Once the fight scene was over, Rusty said, “Let’s go out to the hay stack and play Capture the Flag.” Off the boys went, dividing up into teams, and deciding on placement of their ‘safe’ bunkers, and which areas were open combat.
The battle began, and Tad and Conner launched their attack on Elliot and Rusty. Just as he was approaching their rear flank, Rusty tackled Tad and they went flying into the haystack. Before he could stop it, Tad blurted out “Oh, shoot,” only he didn’t say ‘shoot’. If his mother heard what he really said, she would ground him for a month.
“Hey, there, little dude, let’s be watching the language, okay?” said one of the ranch hands.
“Oh, blow it out your pie hole,” Tad countered. He was pretty sure he sounded just like those special forces guys that could make a bomb out of chewing gum and pocket lint. The guys were snickering and doing fist bumps with finger explosions. “You’re just a big dumbapple.” Only Tad didn’t say dumbapple, and instead of grounding him for a month for what he repeated, his mom would ground him for a year.

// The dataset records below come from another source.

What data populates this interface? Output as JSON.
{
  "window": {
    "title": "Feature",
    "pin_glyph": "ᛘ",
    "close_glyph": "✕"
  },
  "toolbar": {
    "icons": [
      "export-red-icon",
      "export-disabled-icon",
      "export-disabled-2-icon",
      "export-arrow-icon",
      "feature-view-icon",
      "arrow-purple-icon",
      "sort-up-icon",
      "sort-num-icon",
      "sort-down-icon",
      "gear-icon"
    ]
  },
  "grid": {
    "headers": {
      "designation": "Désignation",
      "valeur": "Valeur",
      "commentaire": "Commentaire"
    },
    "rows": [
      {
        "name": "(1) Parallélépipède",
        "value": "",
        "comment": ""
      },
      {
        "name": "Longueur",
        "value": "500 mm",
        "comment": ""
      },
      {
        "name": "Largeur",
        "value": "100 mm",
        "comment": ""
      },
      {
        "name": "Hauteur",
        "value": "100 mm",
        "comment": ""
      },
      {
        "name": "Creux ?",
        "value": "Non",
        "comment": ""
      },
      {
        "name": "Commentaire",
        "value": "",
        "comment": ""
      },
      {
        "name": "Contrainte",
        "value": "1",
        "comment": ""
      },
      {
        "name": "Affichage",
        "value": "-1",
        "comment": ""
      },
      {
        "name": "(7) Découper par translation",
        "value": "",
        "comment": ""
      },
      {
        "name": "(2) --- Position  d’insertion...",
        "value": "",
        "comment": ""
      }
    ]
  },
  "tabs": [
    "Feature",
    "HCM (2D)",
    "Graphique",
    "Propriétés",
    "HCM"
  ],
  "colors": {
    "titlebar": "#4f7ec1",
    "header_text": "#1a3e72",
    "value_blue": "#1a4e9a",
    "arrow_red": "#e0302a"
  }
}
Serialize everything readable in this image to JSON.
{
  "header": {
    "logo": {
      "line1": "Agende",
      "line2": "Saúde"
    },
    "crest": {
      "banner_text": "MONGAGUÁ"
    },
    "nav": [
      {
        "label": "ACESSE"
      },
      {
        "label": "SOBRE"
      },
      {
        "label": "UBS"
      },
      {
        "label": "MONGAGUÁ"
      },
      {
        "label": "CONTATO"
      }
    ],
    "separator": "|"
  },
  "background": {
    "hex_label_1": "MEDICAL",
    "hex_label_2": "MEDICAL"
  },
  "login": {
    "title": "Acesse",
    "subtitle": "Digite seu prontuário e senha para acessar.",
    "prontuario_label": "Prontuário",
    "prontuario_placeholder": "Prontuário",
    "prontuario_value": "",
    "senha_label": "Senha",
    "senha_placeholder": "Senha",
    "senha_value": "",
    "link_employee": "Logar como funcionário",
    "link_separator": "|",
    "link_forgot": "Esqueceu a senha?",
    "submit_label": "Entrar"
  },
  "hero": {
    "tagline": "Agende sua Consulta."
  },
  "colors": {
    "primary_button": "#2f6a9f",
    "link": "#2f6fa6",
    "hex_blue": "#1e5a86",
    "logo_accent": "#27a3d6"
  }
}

Rusty’s grandpa came around the corner just as Tad let loose with the last one. Tad realized what he sounded like, it wasn’t anything nice. Just when he decided he better apologize, Mr. Small said to the ranch hand, “I’ll take it from here, Jim. I reckon you cowpokes ought to come with me for a spell.”
Tad looked around at the other boys and felt really uneasy. Just a few moments ago, his friends were grinning at his choice of words. Now they looked like they swallowed a bug.
“Let’s pull up a hay bale and jaw awhile,” Mr. Small pointed to a couple of bales sitting in front of the last stall. “You know, I couldn’t help but hear some mighty strong words coming from the barn, so I thought I’d better check it out. I was hoping for some new words to help me improve my vocabulary, but I was pretty disappointed to hear the same old worn out cussing words we’ve all heard. Now just why do you suppose anybody would want to use swear words?” Mr. Small leaned back on the hay bale and linked his hands around one knee. Tad began to relax.
“I think it’s when you get mad,” Rusty answered his grandpa.
“Or when you get hurt,” Conner added. “My dad says something when he smacks his thumb with a hammer.”
“Maybe it’s when you’re trying to make someone else think you’re braver than you really are,” Elliot said, remembering when the guys had helped him face down some bullies.
“Or when you do something stupid in front of people, and just try to make them forget about the stupid thing that happened,” Tad said.
“Yep,” Grandpa agreed, “those all sound like situations I’ve found myself in from time to time. And you’re right, when you get backed into those kinds of corners, how you respond is how you’ve trained yourself to respond. Now you boys appear to me to be some pretty smart cookies. I’ll bet without half trying you can come up with some words that express yourself better than some of these old words we hear all the time. In fact, I’ll bet Rusty here can recall some that I’ve used from time to time.”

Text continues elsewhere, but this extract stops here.